FXFlow: Automated Web Scraping Pipeline for CBSL Exchange Rates Using Playwright

The article explores how a fully automated pipeline can be built to scrape and store daily exchange rate data from the Central Bank of Sri Lanka. Using tools like Playwright and AWS services, it demonstrates how web data can be reliably extracted, processed, and delivered through a scalable, serverless workflow.

In today’s fast-paced financial world, having up-to-date exchange rates is crucial. FXFlow is a fully automated serverless web scraping pipeline that extracts daily exchange rates from the Central Bank of Sri Lanka (CBSL) and saves the data in CSV format directly to an S3 bucket for further analysis.

I have used Terraform to provision the cloud infrastructure, including AWS Lambda for serverless execution, Amazon S3 for storage, and Amazon EventBridge to schedule daily data scraping. GitHub Actions were used to set up a CI/CD workflow to automatically build and push the Docker container image to AWS ECR, ensuring that the Lambda function always runs the latest version of the scraper. I had to use Playwright to handles the actual web scraping, navigating CBSL’s site, filling in required selections, and downloading exchange rate data.

This combination of tools ensures a reliable, maintainable, and fully automated workflow that delivers daily exchange rate data without manual intervention.

Data Source

The exchange rate data is sourced directly from the Central Bank of Sri Lanka (CBSL), which publishes daily buy and sell rates for multiple currencies.”

https://www.cbsl.gov.lk/?source=post_page-----eca40ab3199e---------------------------------------

Architecture Diagram

Workflow

Step 1: Python script development with Playwright.

The first step of the project involved developing a Python script to extract exchange rate data from the Central Bank of Sri Lanka (CBSL). Since the CBSL website requires interactive actions — such as selecting specific options, clicking buttons, and navigating within an iframe — Playwright was chosen over BeautifulSoup, as it provides full browser automation capabilities that handle dynamic content and user interactions.

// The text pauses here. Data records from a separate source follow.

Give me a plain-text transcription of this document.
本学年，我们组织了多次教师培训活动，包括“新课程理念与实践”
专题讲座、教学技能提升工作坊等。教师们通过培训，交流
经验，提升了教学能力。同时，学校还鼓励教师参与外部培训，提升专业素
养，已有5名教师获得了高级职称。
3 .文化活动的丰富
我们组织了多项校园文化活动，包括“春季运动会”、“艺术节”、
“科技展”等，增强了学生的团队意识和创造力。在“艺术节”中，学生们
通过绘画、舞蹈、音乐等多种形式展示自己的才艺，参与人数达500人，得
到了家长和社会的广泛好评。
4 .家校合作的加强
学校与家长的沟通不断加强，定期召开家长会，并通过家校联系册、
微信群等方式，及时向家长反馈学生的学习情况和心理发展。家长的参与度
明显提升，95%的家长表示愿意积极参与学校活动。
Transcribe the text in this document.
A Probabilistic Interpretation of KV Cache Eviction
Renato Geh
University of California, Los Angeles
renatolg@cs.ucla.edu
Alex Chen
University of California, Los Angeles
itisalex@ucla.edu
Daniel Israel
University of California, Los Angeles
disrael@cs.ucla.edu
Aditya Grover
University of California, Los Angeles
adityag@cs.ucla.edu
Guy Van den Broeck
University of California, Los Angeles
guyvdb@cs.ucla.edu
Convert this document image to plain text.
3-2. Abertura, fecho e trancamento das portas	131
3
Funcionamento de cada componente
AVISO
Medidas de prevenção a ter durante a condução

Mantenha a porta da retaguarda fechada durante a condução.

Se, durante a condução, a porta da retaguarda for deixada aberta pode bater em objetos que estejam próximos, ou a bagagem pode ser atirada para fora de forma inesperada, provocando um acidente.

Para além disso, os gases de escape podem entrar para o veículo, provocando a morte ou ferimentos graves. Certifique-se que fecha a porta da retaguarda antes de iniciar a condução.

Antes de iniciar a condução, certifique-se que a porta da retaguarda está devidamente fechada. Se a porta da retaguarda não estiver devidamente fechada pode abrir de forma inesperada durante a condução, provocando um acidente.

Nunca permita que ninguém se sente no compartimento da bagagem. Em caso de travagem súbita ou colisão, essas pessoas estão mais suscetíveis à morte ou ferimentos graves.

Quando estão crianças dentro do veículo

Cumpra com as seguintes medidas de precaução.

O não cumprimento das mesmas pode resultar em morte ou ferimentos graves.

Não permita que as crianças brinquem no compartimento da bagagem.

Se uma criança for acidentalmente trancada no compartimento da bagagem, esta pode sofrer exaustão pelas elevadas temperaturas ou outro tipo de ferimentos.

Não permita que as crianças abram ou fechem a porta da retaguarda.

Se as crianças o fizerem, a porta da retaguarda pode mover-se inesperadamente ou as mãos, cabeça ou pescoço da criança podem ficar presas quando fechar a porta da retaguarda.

The script automates the following workflow:

Launches a headless Chromium browser in a serverless-friendly configuration.
Navigates to the CBSL exchange rates page and interacts with the necessary UI elements (dropdowns, buttons, and frames) to select the desired data range.
Downloads the resulting exchange rate data in CSV format.
Uploads the CSV file directly to a designated AWS S3 bucket, making the data immediately available for downstream processing, analytics, or reporting.

This approach ensures reliable, repeatable, and fully automated data extraction, while maintaining compatibility with serverless deployment in AWS Lambda.

To ensure smooth execution within AWS Lambda’s serverless environment, the browser was launched in headless mode (headless=True) with several specific arguments to disable GPU, sandboxing, and other features that are not supported in Lambda containers. These arguments (args=[...]) prevent runtime errors and allow the script to run reliably in a constrained, serverless context.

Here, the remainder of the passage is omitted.